Бирута тоже хотела, чтобы я приехал и погостил с ее семьей. Она познакомила меня со своей сестрой, которая писала стихи. За чашкой кофе она прочла нам несколько своих стихотворений, а потом мы вместе пошли гулять вдоль озера с чистой голубой водой. В безоблачном небе ярко светило солнце, и его лучи играли на воде яркими бликами. В конце дня Бирута позвала меня пройтись в одно место неподалеку, где можно было посидеть и полюбоваться закатом. Это была наша первая встреча за несколько недель и одновременно последняя, потому что мой волонтерский контракт заканчивался, и пора было возвращаться домой. Бирута сказала мне, что наша дружба очень много значит для нее и очень помогла ей в трудный период.
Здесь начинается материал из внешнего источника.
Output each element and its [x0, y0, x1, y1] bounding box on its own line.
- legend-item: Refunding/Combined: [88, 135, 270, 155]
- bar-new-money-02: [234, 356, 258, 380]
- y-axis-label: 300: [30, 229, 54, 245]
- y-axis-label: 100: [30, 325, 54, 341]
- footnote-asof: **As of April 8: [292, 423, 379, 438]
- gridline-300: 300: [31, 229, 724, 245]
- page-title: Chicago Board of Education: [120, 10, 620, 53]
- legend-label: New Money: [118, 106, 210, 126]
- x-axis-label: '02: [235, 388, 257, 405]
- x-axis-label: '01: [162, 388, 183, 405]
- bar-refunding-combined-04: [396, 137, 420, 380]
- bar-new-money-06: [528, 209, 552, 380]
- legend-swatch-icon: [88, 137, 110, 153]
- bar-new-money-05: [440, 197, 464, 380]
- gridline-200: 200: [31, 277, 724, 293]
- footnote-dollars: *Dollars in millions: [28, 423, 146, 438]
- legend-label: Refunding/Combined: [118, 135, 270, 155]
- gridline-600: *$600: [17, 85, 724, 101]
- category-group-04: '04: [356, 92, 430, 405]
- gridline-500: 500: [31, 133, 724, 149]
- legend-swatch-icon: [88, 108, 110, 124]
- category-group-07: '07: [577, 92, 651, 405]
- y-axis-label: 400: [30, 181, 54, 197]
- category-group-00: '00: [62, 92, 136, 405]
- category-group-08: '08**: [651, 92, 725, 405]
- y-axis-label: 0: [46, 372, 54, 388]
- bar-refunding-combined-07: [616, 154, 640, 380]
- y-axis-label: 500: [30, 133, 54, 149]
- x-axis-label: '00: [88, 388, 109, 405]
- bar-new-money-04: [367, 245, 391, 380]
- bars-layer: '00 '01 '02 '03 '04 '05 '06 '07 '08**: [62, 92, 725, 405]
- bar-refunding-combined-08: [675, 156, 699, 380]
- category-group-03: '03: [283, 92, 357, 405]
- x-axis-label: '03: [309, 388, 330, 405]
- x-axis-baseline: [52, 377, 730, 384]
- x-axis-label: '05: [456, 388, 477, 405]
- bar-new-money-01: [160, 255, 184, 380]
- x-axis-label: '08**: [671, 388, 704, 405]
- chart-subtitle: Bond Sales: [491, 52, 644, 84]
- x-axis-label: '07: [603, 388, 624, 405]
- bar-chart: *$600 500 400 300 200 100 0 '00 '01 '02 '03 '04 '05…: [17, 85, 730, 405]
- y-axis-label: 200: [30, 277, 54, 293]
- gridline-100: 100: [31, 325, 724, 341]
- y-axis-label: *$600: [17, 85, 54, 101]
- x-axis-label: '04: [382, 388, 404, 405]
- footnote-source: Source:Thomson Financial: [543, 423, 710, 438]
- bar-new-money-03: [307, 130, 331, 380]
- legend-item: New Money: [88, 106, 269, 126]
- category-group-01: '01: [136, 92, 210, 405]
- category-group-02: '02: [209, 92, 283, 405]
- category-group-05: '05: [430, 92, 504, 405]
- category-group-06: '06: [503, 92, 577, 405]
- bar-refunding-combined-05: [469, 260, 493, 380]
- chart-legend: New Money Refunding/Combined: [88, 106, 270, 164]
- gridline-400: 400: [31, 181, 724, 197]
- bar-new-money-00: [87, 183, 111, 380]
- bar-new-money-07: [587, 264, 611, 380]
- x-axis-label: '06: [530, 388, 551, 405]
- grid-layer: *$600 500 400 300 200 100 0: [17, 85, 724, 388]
Она сказала, что я очень вырос внутренне за то время, что она меня знает. Я тоже это чувствовал и уже некоторое время осознавал, что, когда я принял решение поехать в Литву, изменилась не только моя повседневная жизнь – я сам изменился и обновился неким образом. Мы молча сидели вместе, глядя на заходящее летнее солнце, и на сердце у нас не было тоски. Одно приключение заканчивалось, но мы знали, что другое вот-вот начнется.